Hillsdale Offers Cooking Classes with a Twist
- by Guest
For National Nutrition Month, the Bon Appétit team at Hillsdale College in Hillsdale, MI, got busy crafting a unique cooking class experience.
Catering Manager Rhula Mitcheltree led a cooking class featuring cuisine she ate (and made) growing up in Palestine (she also lived in the Canary Islands and Nigeria), with a healthy twist.
The Levantine-inspired menu consisted of tahini beet dip, turkey kofta, fattoush salad with sumac, whole-wheat pitas, and a hearty and flavorful freekeh, which is low in carbohydrates and four times higher in fiber than brown rice. (Freekeh also has more vitamins and minerals than your average grain and acts as a prebiotic.

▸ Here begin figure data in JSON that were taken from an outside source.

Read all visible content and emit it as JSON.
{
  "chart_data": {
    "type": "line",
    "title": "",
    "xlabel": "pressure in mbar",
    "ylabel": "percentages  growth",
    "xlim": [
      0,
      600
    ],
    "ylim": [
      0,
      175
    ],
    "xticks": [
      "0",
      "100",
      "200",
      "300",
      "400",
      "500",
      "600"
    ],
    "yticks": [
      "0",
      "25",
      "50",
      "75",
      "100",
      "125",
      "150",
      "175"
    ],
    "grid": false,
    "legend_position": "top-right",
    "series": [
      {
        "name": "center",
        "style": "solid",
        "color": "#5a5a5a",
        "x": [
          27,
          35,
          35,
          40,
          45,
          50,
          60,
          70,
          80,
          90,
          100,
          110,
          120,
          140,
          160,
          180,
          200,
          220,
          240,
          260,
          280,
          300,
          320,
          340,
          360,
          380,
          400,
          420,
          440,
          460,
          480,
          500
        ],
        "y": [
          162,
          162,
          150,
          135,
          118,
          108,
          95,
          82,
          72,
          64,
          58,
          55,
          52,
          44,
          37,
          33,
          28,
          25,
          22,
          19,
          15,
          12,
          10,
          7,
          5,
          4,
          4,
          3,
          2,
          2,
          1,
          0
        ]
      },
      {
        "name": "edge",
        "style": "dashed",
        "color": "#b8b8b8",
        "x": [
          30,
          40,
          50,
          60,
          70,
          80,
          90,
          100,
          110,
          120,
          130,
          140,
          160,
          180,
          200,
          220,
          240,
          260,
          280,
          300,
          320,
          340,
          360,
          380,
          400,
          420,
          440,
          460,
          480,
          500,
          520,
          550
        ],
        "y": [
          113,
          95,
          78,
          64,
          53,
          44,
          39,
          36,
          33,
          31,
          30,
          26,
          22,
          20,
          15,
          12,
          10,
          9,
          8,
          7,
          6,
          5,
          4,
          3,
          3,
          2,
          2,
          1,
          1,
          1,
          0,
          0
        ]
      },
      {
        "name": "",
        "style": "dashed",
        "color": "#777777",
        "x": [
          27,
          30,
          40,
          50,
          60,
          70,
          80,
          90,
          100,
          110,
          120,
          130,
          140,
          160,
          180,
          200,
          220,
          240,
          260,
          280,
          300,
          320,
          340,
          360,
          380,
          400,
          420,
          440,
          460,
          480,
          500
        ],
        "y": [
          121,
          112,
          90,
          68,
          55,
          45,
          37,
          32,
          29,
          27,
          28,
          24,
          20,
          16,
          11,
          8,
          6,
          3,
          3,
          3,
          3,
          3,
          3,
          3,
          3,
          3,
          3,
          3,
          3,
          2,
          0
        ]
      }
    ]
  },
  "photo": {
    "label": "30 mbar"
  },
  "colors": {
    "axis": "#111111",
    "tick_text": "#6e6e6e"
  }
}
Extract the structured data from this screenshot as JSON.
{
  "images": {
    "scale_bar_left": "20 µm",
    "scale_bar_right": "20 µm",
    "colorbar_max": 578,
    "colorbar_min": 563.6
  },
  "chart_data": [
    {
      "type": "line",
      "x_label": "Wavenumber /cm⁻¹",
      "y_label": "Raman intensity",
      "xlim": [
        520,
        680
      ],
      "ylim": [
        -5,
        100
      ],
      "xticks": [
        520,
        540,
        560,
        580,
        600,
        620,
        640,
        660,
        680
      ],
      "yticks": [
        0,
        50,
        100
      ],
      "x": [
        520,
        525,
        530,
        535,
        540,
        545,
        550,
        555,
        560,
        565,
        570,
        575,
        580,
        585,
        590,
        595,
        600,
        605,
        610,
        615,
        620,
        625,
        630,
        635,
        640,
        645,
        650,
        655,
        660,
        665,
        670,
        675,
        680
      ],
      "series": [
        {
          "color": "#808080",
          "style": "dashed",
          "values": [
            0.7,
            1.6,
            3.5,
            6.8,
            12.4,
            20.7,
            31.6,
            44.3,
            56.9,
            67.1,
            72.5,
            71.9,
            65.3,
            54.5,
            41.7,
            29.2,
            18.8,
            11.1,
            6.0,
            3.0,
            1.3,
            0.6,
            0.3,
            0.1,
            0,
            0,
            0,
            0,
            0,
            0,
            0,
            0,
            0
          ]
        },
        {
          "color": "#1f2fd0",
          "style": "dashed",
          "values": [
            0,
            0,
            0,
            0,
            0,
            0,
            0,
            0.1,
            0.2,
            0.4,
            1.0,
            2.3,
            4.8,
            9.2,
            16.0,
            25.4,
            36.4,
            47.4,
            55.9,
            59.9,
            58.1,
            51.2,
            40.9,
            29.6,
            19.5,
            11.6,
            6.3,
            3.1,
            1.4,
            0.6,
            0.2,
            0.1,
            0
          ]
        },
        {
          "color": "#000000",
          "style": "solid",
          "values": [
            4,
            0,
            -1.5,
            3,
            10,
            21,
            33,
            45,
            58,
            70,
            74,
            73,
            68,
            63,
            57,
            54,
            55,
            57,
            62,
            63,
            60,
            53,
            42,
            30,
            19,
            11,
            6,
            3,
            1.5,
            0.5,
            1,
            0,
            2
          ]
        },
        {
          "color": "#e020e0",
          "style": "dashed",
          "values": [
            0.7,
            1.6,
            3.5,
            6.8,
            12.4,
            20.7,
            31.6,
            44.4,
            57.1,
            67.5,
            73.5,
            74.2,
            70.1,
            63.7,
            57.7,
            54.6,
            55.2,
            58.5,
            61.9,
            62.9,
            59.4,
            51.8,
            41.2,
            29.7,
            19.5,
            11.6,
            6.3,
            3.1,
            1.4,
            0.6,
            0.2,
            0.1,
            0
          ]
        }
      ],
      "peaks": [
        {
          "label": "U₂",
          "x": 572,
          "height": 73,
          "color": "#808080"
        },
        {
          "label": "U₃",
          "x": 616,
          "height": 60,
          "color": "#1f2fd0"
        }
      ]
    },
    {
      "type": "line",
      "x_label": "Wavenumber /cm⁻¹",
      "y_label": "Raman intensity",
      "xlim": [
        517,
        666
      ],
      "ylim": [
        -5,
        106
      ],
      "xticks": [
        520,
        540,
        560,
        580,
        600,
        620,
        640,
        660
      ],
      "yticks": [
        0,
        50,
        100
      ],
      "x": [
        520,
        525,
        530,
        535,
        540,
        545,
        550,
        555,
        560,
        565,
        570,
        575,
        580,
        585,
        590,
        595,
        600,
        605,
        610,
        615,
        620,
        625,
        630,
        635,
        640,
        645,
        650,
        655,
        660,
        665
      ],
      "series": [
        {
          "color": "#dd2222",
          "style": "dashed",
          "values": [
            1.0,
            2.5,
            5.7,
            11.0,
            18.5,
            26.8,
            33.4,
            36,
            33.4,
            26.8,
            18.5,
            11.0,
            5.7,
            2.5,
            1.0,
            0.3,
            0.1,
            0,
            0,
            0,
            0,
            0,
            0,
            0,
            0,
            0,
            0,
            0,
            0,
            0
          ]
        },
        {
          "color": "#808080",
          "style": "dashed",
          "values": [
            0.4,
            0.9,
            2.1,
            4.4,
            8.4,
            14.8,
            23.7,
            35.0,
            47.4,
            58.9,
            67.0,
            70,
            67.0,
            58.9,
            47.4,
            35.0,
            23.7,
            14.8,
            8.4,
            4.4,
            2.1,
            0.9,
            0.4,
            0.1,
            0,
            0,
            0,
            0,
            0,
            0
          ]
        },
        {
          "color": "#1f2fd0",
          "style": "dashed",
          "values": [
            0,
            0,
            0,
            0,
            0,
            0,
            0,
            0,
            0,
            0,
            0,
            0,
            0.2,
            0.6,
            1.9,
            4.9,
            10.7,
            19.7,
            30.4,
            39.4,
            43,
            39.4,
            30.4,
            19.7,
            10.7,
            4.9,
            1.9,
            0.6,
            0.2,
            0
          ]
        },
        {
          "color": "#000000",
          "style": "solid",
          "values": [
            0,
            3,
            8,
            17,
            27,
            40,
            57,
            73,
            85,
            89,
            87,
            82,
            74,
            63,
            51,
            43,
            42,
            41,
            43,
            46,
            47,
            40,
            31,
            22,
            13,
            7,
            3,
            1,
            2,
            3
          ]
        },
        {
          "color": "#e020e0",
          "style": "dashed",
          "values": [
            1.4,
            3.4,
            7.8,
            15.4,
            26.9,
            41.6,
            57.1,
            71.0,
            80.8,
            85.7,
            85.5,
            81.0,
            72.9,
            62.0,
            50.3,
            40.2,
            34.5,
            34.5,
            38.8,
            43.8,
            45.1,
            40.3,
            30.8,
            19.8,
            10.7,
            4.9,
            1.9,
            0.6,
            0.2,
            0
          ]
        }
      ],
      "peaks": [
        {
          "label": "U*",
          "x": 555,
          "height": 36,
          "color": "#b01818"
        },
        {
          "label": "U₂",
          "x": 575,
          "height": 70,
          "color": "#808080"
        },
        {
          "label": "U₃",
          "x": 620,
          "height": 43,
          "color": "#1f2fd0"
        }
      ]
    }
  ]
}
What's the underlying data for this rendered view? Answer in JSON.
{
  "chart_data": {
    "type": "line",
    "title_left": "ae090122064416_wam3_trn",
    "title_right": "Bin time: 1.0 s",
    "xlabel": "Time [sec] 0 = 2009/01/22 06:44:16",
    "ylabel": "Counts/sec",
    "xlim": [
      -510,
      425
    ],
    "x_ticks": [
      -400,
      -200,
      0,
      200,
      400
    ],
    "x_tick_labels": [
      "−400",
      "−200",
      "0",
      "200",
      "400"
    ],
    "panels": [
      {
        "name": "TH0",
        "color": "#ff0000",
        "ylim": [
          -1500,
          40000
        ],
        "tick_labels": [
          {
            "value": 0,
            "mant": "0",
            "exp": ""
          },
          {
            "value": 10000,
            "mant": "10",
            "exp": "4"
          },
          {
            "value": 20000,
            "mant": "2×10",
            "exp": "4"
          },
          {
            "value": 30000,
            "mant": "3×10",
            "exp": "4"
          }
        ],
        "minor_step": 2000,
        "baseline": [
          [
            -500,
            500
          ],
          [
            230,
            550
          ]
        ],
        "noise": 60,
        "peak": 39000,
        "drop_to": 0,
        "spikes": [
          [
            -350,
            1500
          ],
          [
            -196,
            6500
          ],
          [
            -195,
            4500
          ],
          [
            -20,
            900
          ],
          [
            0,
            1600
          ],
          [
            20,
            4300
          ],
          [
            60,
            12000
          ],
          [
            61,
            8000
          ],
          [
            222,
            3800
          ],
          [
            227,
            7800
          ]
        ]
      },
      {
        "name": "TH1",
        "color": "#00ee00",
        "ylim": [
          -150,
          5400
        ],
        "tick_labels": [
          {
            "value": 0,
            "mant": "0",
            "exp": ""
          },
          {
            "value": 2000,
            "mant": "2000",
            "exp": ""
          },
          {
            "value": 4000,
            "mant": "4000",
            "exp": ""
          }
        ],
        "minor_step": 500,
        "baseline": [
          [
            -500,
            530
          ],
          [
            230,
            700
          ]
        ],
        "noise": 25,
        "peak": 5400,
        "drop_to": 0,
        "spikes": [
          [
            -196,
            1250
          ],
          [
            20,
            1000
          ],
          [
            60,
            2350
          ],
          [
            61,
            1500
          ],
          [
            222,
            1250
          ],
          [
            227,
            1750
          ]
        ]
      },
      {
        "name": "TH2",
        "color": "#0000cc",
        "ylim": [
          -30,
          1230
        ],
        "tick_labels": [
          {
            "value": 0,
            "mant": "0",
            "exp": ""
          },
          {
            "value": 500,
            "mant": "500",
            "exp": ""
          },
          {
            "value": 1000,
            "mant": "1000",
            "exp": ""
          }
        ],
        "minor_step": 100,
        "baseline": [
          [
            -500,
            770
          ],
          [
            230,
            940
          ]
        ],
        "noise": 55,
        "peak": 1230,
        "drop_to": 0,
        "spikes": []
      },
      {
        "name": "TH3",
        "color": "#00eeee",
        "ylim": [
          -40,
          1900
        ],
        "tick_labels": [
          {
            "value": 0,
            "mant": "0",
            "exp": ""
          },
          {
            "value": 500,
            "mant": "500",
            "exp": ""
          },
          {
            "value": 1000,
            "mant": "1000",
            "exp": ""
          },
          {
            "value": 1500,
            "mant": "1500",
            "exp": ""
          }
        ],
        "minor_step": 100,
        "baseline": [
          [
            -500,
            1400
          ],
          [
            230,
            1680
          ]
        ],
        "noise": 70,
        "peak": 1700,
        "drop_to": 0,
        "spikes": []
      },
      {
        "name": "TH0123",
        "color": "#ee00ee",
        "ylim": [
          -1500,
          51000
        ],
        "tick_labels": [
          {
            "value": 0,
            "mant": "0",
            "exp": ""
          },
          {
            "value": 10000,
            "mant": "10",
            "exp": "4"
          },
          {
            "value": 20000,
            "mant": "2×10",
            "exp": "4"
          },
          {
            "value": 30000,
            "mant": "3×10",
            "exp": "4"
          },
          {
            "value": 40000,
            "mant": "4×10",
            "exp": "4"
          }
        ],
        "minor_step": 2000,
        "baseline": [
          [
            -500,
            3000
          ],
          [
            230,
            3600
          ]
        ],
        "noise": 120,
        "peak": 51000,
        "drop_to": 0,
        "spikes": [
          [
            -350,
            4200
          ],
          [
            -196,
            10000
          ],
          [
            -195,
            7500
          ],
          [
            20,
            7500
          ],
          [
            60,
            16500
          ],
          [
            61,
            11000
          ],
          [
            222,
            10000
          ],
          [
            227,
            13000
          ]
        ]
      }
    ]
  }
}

Students were amazed at the health benefits of this uncommon whole grain, even inquiring as to where they could purchase it!) Rhula also introduced them to a unique dessert, similar to a panna cotta, which was infused with orange blossom water and topped with a lemon-honey simple syrup and toasted pistachios.
Wearing Bon Appétit ballcaps borrowed from the uniform supply, the students learned how to make everything, through a combination of demonstrations and hands-on mixing, rolling, and shaping. When everything was ready, they brought all of the food out to a preset table, eating family style while Rhula answered questions about her career, her favorite dishes, and how healthy eating is based on the kind of menu they were currently enjoying, full of whole grains, healthy fats, and a lot of vegetables.
A few weeks later, the Hillsdale team hosted its last cooking class of the school year, in which Sous Chef Danny Fuentes focused on the street taco. From the pico de gallo and guacamole to the tacos, the attendees got to make everything.
Danny demonstrated proper and safe knife handling including tips about how to quickly cut an onion and safely remove the pit from an avocado. He explained the marinade for the hanger steak tacos, which are simple and easy to make at home, then requested a student help him grill the steaks. He gave helpful tips on cooking meat and which temperatures correspond to what “doneness.” While the meat was finishing in the oven, the students took a tour of the rest of the kitchen.
Dessert was sopapillas (pillow-shaped fried pastry dough). Danny had prepared the dough in advance, and some students were able to fry up their own, tossing them in a simple cinnamon sugar mixture. Everyone then sliced up the steak and crafted their tacos, adding the queso fresco and cilantro. Then it was time to sit down at the “family table” to enjoy the fruits of their labor.